In sostanza, per sperare che il motivo di ricorso venga accolto, occorre dimostrare che il giudice del merito ha basato la sua decisione sulla presunta esistenza di una prova che, per contro, nel fascicolo processuale non esiste oppure che ha omesso di considerare una prova decisiva, che invece era ben presente nelle carte processuali.
In questi casi si dice che il giudice del merito ha travisato le risultanze delle prove acquisite.
Il che non si discosta, sotto il profilo terminologico, dal significato comune della locuzione: travisare i fatti, in senso figurato, vuol dire interpretare la realtà in modo diverso dalle risultanze oggettive.
Come se le precisazioni e le limitazioni espresse finora non bastassero, in molte vicende processuali che ruotano intorno al motivo di ricorso in parola si innesta anche l’incidenza limitativa della cosiddetta doppia conforme.
Ci si trova dinanzi ad una “doppia conforme” quando la pronuncia di condanna in primo grado è stata confermata in appello e, più specificamente, si può parlare appieno di tale evenienza quando i giudici dei due gradi di merito abbiano esaminato lo stesso materiale probatorio ed abbiano raggiunto un giudizio sostanzialmente conforme rispetto al suo significato dimostrativo.
Parzialmente diverso è il caso in cui in appello ci sia stato un supplemento istruttorio e tale supplemento abbia prodotto una specifica aggiunta motivazionale.
In caso di doppia conforme si suole dire che le due motivazioni (quella della sentenza di primo grado e quella di appello) si integrano sino a formare un apparato argomentativo unitario.
In questa ipotesi, si suole ripetere che, col successivo ricorso per cassazione, non può essere sollevato il vizio di travisamento della prova. Tale affermazione, però, poggia su di un elemento che, spesso dato per implicito, necessita invece di chiarimento. La ragione implicita di indeducibilità viene – spesso laconicamente – radicata nel concetto di assorbimento, da parte della sentenza di appello, di quanto devoluto con il gravame.
In sostanza, si dà per presupposto che la sentenza di appello, conforme a quella di primo grado, abbia integrato la prima motivazione e abbia, in questo modo, assorbito e tacitato gli eventuali vizi del ragionamento del giudice di prima istanza.

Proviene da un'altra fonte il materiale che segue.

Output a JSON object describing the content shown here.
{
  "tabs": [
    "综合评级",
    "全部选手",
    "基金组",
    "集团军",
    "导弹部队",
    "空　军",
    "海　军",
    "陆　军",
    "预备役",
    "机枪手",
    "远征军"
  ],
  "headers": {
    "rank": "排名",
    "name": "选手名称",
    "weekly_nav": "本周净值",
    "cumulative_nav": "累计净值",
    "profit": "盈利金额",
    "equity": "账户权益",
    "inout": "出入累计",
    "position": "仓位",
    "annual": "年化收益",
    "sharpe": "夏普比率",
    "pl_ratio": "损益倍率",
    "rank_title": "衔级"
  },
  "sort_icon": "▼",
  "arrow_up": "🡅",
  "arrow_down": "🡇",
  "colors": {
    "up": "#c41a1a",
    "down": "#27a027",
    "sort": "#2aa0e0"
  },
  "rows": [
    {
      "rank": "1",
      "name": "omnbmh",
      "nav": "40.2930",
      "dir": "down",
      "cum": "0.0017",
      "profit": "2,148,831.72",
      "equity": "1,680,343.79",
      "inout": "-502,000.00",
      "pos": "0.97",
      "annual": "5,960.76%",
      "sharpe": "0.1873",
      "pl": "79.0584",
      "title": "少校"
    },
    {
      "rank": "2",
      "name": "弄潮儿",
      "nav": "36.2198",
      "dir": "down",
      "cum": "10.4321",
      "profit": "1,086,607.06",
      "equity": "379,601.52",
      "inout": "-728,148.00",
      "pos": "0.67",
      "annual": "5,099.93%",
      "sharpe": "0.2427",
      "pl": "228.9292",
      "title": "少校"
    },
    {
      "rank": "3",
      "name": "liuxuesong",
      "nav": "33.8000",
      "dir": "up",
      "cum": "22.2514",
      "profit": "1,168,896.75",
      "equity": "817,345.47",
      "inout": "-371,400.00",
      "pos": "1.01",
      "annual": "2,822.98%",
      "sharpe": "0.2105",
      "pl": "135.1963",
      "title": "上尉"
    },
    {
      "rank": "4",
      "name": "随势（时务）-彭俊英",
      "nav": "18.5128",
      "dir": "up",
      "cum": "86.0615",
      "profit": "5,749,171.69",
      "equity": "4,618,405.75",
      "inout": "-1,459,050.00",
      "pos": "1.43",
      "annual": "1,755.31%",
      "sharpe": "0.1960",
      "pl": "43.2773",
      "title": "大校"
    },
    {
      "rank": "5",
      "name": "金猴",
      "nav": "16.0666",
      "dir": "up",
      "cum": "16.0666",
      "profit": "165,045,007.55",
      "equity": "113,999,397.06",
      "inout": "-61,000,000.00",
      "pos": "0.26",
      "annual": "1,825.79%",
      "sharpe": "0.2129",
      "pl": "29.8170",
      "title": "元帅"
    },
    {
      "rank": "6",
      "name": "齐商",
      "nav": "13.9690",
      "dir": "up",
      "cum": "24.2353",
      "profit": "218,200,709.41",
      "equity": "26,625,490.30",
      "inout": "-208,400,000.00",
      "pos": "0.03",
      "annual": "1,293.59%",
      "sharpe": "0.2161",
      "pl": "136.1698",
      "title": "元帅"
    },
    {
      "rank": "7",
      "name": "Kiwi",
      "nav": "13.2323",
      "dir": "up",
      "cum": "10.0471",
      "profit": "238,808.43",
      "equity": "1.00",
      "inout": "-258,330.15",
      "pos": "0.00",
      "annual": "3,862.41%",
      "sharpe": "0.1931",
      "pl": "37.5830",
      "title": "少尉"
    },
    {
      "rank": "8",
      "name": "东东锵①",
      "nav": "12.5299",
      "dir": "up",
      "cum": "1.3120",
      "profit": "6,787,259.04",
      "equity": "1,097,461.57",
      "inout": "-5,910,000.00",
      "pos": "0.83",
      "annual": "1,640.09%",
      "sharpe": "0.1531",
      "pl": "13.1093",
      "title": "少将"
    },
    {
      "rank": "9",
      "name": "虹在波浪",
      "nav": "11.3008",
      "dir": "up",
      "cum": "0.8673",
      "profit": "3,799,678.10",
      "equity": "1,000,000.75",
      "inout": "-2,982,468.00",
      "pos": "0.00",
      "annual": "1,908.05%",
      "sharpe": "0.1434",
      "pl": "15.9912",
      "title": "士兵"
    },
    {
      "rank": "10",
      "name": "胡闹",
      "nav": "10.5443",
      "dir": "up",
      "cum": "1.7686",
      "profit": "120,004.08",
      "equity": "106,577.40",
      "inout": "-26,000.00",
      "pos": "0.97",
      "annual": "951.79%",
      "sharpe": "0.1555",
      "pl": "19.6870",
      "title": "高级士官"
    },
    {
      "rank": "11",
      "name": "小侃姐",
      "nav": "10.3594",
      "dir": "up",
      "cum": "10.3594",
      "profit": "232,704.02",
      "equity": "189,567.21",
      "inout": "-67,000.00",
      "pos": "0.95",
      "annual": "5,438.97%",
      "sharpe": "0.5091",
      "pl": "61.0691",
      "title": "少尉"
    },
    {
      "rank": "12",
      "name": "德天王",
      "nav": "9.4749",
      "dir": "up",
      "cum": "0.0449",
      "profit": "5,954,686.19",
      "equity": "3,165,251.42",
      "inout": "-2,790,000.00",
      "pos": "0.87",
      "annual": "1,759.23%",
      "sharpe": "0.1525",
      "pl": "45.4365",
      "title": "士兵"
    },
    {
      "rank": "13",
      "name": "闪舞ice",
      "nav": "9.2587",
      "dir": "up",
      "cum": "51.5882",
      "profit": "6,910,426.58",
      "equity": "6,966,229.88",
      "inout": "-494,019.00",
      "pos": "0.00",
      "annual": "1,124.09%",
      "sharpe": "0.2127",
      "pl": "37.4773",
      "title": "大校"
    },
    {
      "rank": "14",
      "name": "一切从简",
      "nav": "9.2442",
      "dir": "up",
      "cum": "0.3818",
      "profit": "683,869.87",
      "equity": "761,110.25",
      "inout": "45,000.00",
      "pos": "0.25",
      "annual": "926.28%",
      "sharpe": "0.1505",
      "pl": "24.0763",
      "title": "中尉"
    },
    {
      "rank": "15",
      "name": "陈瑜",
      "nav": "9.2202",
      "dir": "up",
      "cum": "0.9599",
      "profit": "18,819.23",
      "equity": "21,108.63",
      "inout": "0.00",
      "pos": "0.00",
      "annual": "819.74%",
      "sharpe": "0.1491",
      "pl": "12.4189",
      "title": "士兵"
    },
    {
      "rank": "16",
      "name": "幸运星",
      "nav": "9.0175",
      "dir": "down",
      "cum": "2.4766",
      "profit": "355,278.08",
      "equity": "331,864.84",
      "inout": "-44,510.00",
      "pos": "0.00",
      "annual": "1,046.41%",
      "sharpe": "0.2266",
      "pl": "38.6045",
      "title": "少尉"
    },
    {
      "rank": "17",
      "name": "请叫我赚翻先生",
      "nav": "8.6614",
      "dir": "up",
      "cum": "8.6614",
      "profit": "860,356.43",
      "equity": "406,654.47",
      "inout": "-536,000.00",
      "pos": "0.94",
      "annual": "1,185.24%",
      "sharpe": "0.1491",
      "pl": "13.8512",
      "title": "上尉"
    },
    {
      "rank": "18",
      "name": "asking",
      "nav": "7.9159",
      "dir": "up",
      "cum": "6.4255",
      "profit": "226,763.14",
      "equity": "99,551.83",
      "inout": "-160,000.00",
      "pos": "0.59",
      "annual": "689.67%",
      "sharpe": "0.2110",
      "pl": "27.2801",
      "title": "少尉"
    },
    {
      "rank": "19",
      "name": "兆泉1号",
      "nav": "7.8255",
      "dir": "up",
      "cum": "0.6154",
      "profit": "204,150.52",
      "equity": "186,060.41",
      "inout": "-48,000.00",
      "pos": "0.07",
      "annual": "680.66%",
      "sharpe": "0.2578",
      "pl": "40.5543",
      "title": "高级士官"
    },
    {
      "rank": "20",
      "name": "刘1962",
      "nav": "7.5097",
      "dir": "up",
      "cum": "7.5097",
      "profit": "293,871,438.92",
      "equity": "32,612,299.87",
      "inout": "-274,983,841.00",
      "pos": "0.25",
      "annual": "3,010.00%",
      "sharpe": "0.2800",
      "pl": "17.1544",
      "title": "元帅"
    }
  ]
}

Questa presunzione, però, può essere vinta in almeno due evenienze, che l’impugnativa dovrà provvedere ad evidenziare. La prima è quella in cui il giudice d’appello, per rispondere alle critiche dei motivi di gravame, abbia richiamato atti a contenuto probatorio non esaminati dal primo giudice, a maggior ragione quando tali atti siano stati assunti in sede di supplemento istruttorio in appello. La seconda ricorre quando il travisamento, già verificatosi con la sentenza di primo grado, sia stato puntualmente denunciato al giudice di appello e da questi trascurato, con la conferma della prima sentenza e l’omissione dell’esame del vizio censurato (cfr. in proposito Sez. 5, n. 1927 del 20/12/2017).